Sunday, January 22, 2012

R.I.P. (Rest in Paterno)


What bothers me the most about all that's been said about Joe Paterno and Penn State in the wake of the Jerry Sandusky indictment is not the criticism of Paterno's handling of the matter or the reaction of people around the university to Paterno's firing. Paterno himself has admitted, particularly in the interviews shortly before his death, that he should have done more and it’s obvious that the reactions of some students and other Penn State supporters didn’t show the proper perspective on the real gravity of the situation and the victims. 
 What I find reprehensible, though, is the combination of gutlessness and ignorance that so many commentators have displayed. This is embodied by both the hack writers who only crawled out of the ground to sharpen their hatchets after Paterno was fired and the media blowhards who've gone out of their way to portray Joe Paterno and State College as the second coming of Jim Jones and Jonestown. I expect some of the same culprits to criticize Paterno’s family for suggesting that those wishing to honor his memory make donations to the Pennsylvania Special Olympics and THON (i.e. the world's largest student-run philanthropy) rather than RAINN or other worthy organizations involved in preventing abuse. 

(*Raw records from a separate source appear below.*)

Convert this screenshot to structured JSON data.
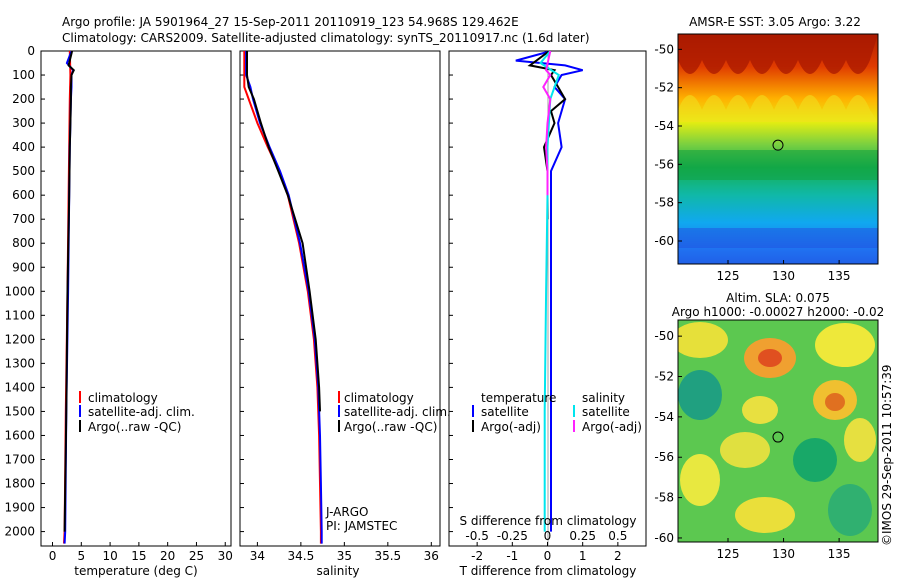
{
  "header": {
    "line1": "Argo profile: JA 5901964_27 15-Sep-2011 20110919_123 54.968S 129.462E",
    "line2": "Climatology: CARS2009. Satellite-adjusted climatology: synTS_20110917.nc (1.6d later)"
  },
  "colors": {
    "climatology": "#ff0000",
    "satellite": "#0000ff",
    "argo": "#000000",
    "s_satellite": "#00e5ee",
    "s_argo": "#ff22ff"
  },
  "chart_data": [
    {
      "type": "line",
      "xlabel": "temperature (deg C)",
      "ylabel": "",
      "xlim": [
        -2,
        31
      ],
      "ylim": [
        2060,
        0
      ],
      "xticks": [
        0,
        5,
        10,
        15,
        20,
        25,
        30
      ],
      "yticks": [
        0,
        100,
        200,
        300,
        400,
        500,
        600,
        700,
        800,
        900,
        1000,
        1100,
        1200,
        1300,
        1400,
        1500,
        1600,
        1700,
        1800,
        1900,
        2000
      ],
      "legend": [
        "climatology",
        "satellite-adj. clim.",
        "Argo(..raw -QC)"
      ],
      "series": [
        {
          "name": "climatology",
          "color": "#ff0000",
          "depth": [
            0,
            100,
            200,
            400,
            600,
            1000,
            1500,
            2000,
            2050
          ],
          "values": [
            3.0,
            3.1,
            3.0,
            2.9,
            2.8,
            2.6,
            2.3,
            2.1,
            2.0
          ]
        },
        {
          "name": "satellite-adj. clim.",
          "color": "#0000ff",
          "depth": [
            0,
            50,
            80,
            100,
            150,
            200,
            300,
            400,
            600,
            1000,
            1500,
            2000,
            2050
          ],
          "values": [
            3.3,
            2.5,
            3.6,
            3.3,
            3.3,
            3.2,
            3.1,
            3.0,
            2.9,
            2.7,
            2.4,
            2.2,
            2.1
          ]
        },
        {
          "name": "Argo(..raw -QC)",
          "color": "#000000",
          "depth": [
            0,
            60,
            80,
            100,
            150,
            200,
            300,
            400,
            600,
            1000,
            1500,
            2000
          ],
          "values": [
            3.4,
            2.8,
            3.7,
            3.3,
            3.2,
            3.2,
            3.1,
            3.0,
            2.9,
            2.6,
            2.4,
            2.1
          ]
        }
      ]
    },
    {
      "type": "line",
      "xlabel": "salinity",
      "xlim": [
        33.8,
        36.1
      ],
      "ylim": [
        2060,
        0
      ],
      "xticks": [
        34,
        34.5,
        35,
        35.5,
        36
      ],
      "legend": [
        "climatology",
        "satellite-adj. clim.",
        "Argo(..raw -QC)"
      ],
      "annotations": [
        "J-ARGO",
        "PI: JAMSTEC"
      ],
      "series": [
        {
          "name": "climatology",
          "color": "#ff0000",
          "depth": [
            0,
            150,
            200,
            300,
            400,
            500,
            600,
            800,
            1000,
            1200,
            1400,
            1600,
            1800,
            2000,
            2050
          ],
          "values": [
            33.85,
            33.85,
            33.9,
            34.0,
            34.12,
            34.25,
            34.35,
            34.48,
            34.58,
            34.65,
            34.69,
            34.71,
            34.72,
            34.73,
            34.73
          ]
        },
        {
          "name": "satellite-adj. clim.",
          "color": "#0000ff",
          "depth": [
            0,
            100,
            150,
            200,
            300,
            400,
            500,
            600,
            800,
            1000,
            1200,
            1400,
            1600,
            1800,
            2000,
            2050
          ],
          "values": [
            33.87,
            33.87,
            33.92,
            33.95,
            34.03,
            34.14,
            34.26,
            34.36,
            34.49,
            34.59,
            34.66,
            34.7,
            34.72,
            34.73,
            34.74,
            34.74
          ]
        },
        {
          "name": "Argo(..raw -QC)",
          "color": "#000000",
          "depth": [
            0,
            100,
            150,
            200,
            300,
            400,
            500,
            600,
            800,
            1000,
            1200,
            1400,
            1500
          ],
          "values": [
            33.88,
            33.88,
            33.9,
            33.96,
            34.04,
            34.13,
            34.24,
            34.35,
            34.52,
            34.6,
            34.67,
            34.71,
            34.72
          ]
        }
      ]
    },
    {
      "type": "line",
      "xlabel": "T difference from climatology",
      "xlim": [
        -2.8,
        2.8
      ],
      "ylim": [
        2060,
        0
      ],
      "xticks": [
        -2,
        -1,
        0,
        1,
        2
      ],
      "s_axis_label": "S difference from climatology",
      "s_ticks": [
        "-0.5",
        "-0.25",
        "0",
        "0.25",
        "0.5"
      ],
      "legend_heads": [
        "temperature",
        "salinity"
      ],
      "legend": [
        "satellite",
        "Argo(-adj)",
        "satellite",
        "Argo(-adj)"
      ],
      "series": [
        {
          "name": "T satellite",
          "color": "#0000ff",
          "depth": [
            0,
            40,
            60,
            80,
            100,
            150,
            200,
            300,
            400,
            500,
            600,
            1000,
            1500,
            2000
          ],
          "values": [
            0.1,
            -0.9,
            0.5,
            1.0,
            0.4,
            0.2,
            0.5,
            0.3,
            0.4,
            0.1,
            0.1,
            0.1,
            0.1,
            0.1
          ]
        },
        {
          "name": "T Argo(-adj)",
          "color": "#000000",
          "depth": [
            0,
            60,
            80,
            100,
            150,
            200,
            250,
            300,
            400,
            500,
            600,
            700
          ],
          "values": [
            0.05,
            -0.5,
            0.2,
            0.1,
            0.3,
            0.5,
            0.1,
            0.2,
            -0.1,
            0.0,
            0.0,
            0.0
          ]
        },
        {
          "name": "S satellite",
          "color": "#00e5ee",
          "depth": [
            0,
            50,
            100,
            200,
            400,
            600,
            1000,
            1500,
            2000
          ],
          "values": [
            0.02,
            -0.05,
            0.08,
            0.02,
            0.0,
            0.0,
            -0.01,
            -0.02,
            -0.02
          ]
        },
        {
          "name": "S Argo(-adj)",
          "color": "#ff22ff",
          "depth": [
            0,
            80,
            100,
            150,
            200,
            300,
            400,
            500,
            600
          ],
          "values": [
            0.02,
            -0.01,
            0.02,
            -0.03,
            0.02,
            0.0,
            -0.01,
            0.0,
            0.0
          ]
        }
      ]
    },
    {
      "type": "heatmap",
      "title": "AMSR-E SST: 3.05 Argo: 3.22",
      "xticks": [
        125,
        130,
        135
      ],
      "yticks": [
        -50,
        -52,
        -54,
        -56,
        -58,
        -60
      ],
      "xlim": [
        120.5,
        138.5
      ],
      "ylim": [
        -61.2,
        -49.2
      ],
      "marker": [
        129.5,
        -55.0
      ]
    },
    {
      "type": "heatmap",
      "title1": "Altim. SLA: 0.075",
      "title2": "Argo h1000: -0.00027 h2000: -0.02",
      "xticks": [
        125,
        130,
        135
      ],
      "yticks": [
        -50,
        -52,
        -54,
        -56,
        -58,
        -60
      ],
      "xlim": [
        120.5,
        138.5
      ],
      "ylim": [
        -60.2,
        -49.2
      ],
      "marker": [
        129.5,
        -55.0
      ]
    }
  ],
  "timestamp": "©IMOS 29-Sep-2011 10:57:39"
}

Joe Paterno was a man who tried to do good for as many people as possible. Like any man, he didn’t always succeed, but any rational assessment shows that he succeeded more than he failed. That bit of context is conspicuously absent from the work of writers who lacked the courage to voice their criticisms about things like how he treated NFL scouts until after he was fired. As for my hometown of State College, we all knew that the success of the football team brought our big small-town a lot more national attention than it would have gotten as just a good Midwestern-style university that happened to be in the middle of Pennsylvania.

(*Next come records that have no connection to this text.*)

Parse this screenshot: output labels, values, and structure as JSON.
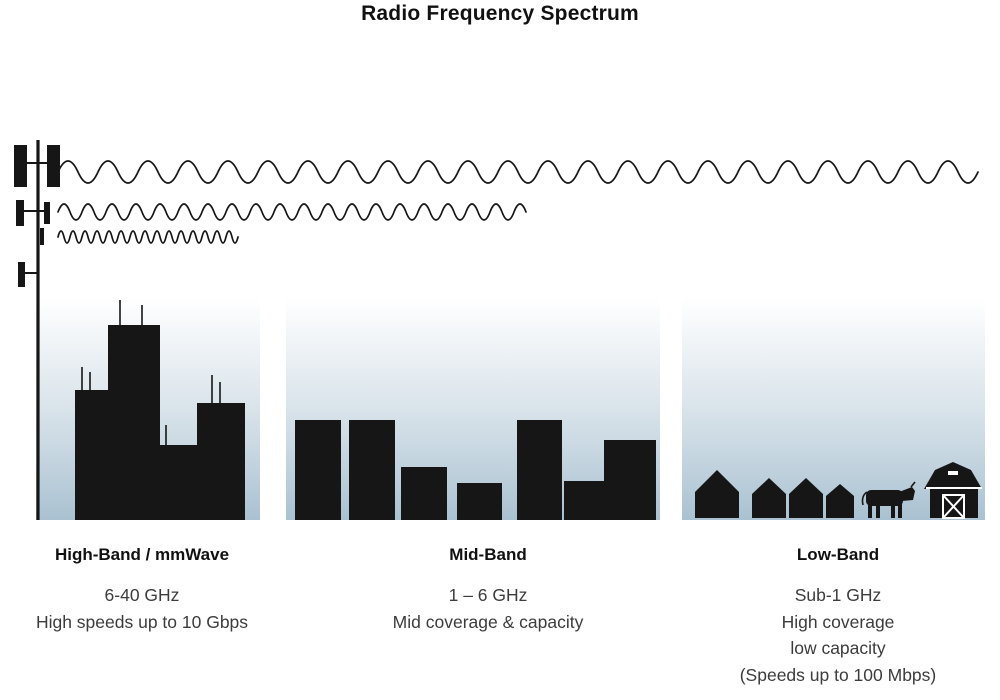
{
  "title": "Radio Frequency Spectrum",
  "bands": [
    {
      "id": "high-band",
      "name": "High-Band / mmWave",
      "lines": [
        "6-40 GHz",
        "High speeds up to 10 Gbps"
      ]
    },
    {
      "id": "mid-band",
      "name": "Mid-Band",
      "lines": [
        "1 – 6 GHz",
        "Mid coverage & capacity"
      ]
    },
    {
      "id": "low-band",
      "name": "Low-Band",
      "lines": [
        "Sub-1 GHz",
        "High coverage",
        "low capacity",
        "(Speeds up to 100 Mbps)"
      ]
    }
  ],
  "icons": [
    "cell-tower-icon",
    "lowband-long-wave",
    "midband-medium-wave",
    "highband-short-wave",
    "city-skyline-icon",
    "midrise-skyline-icon",
    "house-icon",
    "cow-icon",
    "barn-icon"
  ],
  "colors": {
    "silhouette": "#161616",
    "sky_gradient_bottom": "#b3c8d6",
    "background": "#ffffff"
  }
}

That did not, however, mean that football was the only thing that mattered there. No one was patrolling the streets of State College or sweeping through the Nittany Mall on Saturday afternoons to ask people why they weren’t at the game. We lived our lives normally, enjoying the accomplishments of the team the same way fans in Pittsburgh and Dallas did for the Steelers and the Cowboys not because someone made us “drink the Kool-Aid” but because that’s what fans do when they’re proud. A lot of that stemmed from Paterno and the honest work he put into making the team and the university better. That’s what I’ll remember about the one sports figure I ever admired, not because someone made me “drink the Kool-Aid” but because that’s what fans do when they’re proud.